Pengguna internet harus berpikir dua kali sebelum membagikan apa pun di media sosial. Kepolisian sekarang mengintensifkan tindakan keras pada kejahatan hoax online dengan tidak hanya menuntut dalang kesalahan informasi, tetapi juga mereka yang mungkin telah membagikannya tanpa niat jahat.
Dalam salah satu pengungkapan, divisi investigasi kriminal Kepolisian Nasional (Bareskrim) telah menangkap 16 orang dengan tuduhan telah menyebarkan berita palsu tentang penculikan anak dan informasi palsu mengenai penerbangan Lion Air JT610, yang jatuh di laut jawa.
Seseorang yang diidentifikasi sebagai AN, 30, diduga memposting video di akun Facebook-nya yang tidak terkait dengan kecelakaan itu.
Motifnya, menurut sebuah dokumen yang dikeluarkan oleh Polisi Nasional, adalah untuk menyampaikan belasungkawa tentang awak dan penumpang yang hilang.
“Saya turut belasungkawa saya tentang penerbangan Lion Air JT610 yang jatuh dari Jakarta ke Pangkalpinang. Saya harap semua korban segera ditemukan. Amin, ”tulisnya dalam teks video seperti dikutip dalam dokumen.
AN tidak sendirian. Yang lain juga dituduh menyebarkan hoax meskipun mereka mengklaim bahwa mereka tidak berniat membuat publik khawatir.
AZ, 21, yang dituduh menyebarkan video penculikan palsu, mengklaim bahwa dia telah menyebarkan video “karena empatinya sebagai seorang ibu, dan karena dia khawatir tentang berita yang beredar di media sosial”.
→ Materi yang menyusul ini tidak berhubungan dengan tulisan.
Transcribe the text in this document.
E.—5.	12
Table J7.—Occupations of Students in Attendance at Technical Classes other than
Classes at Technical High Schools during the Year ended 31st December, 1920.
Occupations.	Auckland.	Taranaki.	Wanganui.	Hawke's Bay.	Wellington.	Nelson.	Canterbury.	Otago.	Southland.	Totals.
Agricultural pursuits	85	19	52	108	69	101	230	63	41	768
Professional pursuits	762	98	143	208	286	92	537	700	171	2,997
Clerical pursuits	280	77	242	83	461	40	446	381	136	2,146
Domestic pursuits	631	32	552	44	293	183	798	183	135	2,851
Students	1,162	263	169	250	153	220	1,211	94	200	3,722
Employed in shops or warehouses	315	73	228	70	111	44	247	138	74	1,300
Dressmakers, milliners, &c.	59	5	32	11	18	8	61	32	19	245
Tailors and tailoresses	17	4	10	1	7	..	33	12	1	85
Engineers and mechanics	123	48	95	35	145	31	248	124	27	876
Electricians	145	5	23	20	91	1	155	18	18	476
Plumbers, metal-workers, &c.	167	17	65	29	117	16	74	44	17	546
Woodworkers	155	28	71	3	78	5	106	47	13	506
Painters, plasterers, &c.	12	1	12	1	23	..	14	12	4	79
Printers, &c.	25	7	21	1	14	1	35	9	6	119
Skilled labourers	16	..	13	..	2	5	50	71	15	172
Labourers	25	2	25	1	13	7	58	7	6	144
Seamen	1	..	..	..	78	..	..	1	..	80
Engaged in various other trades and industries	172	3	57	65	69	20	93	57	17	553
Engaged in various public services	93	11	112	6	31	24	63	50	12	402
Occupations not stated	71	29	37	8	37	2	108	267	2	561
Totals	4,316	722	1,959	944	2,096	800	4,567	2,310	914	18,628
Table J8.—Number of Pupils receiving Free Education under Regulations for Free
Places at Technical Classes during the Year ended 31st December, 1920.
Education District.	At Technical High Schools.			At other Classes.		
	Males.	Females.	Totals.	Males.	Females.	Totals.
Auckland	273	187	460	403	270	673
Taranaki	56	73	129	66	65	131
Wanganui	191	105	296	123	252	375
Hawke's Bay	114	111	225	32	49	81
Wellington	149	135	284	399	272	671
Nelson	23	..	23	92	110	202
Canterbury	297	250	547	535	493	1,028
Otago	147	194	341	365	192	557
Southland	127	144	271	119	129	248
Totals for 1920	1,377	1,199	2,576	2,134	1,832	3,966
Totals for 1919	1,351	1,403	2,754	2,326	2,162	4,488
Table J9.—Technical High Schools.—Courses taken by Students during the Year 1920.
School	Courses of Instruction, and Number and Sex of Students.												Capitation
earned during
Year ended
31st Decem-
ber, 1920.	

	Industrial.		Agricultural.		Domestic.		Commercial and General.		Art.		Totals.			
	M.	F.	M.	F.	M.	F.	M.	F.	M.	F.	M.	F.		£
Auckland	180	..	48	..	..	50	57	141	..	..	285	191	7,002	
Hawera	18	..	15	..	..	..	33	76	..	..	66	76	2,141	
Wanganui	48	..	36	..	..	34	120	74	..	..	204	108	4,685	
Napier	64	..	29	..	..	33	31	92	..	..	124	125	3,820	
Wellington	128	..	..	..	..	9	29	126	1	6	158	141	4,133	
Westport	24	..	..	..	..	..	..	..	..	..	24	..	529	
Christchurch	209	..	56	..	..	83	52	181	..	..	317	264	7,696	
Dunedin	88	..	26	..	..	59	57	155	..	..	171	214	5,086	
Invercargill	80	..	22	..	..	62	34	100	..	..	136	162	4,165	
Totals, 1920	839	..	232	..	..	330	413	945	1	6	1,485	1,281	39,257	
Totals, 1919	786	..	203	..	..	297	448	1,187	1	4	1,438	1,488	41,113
Juru bicara Kepolisian Nasional Insp. Jenderal Setyo Wasisto mengatakan penyelidikan terhadap para tersangka didasarkan pada laporan dari warga serta temuan dari tim kejahatan dunia maya kepolisian RI.
“Para tersangka diduga memperoleh informasi dari orang lain, lalu menyuntingnya sehingga memicu ketakutan di antara warga. Berita-berita penculikan palsu, misalnya, dapat menimbulkan kekhawatiran di kalangan para ibu, ”kata Setyo.
Polisi menuduh semua tersangka berdasarkan Pasal 14 Ayat 2 UU No. 1/1946 tentang KUHP, yang membawa hukuman maksimal tiga tahun penjara.
Pada bulan Oktober, polisi menyebutkan sembilan orang tersangka karena diduga menyebarkan informasi yang salah tentang gempa bumi besar di Nusa Tenggara Barat dan Jakarta hanya beberapa hari setelah gempa berkekuatan 7,4 mengguncang Palu dan Donggala di Sulawesi Tengah.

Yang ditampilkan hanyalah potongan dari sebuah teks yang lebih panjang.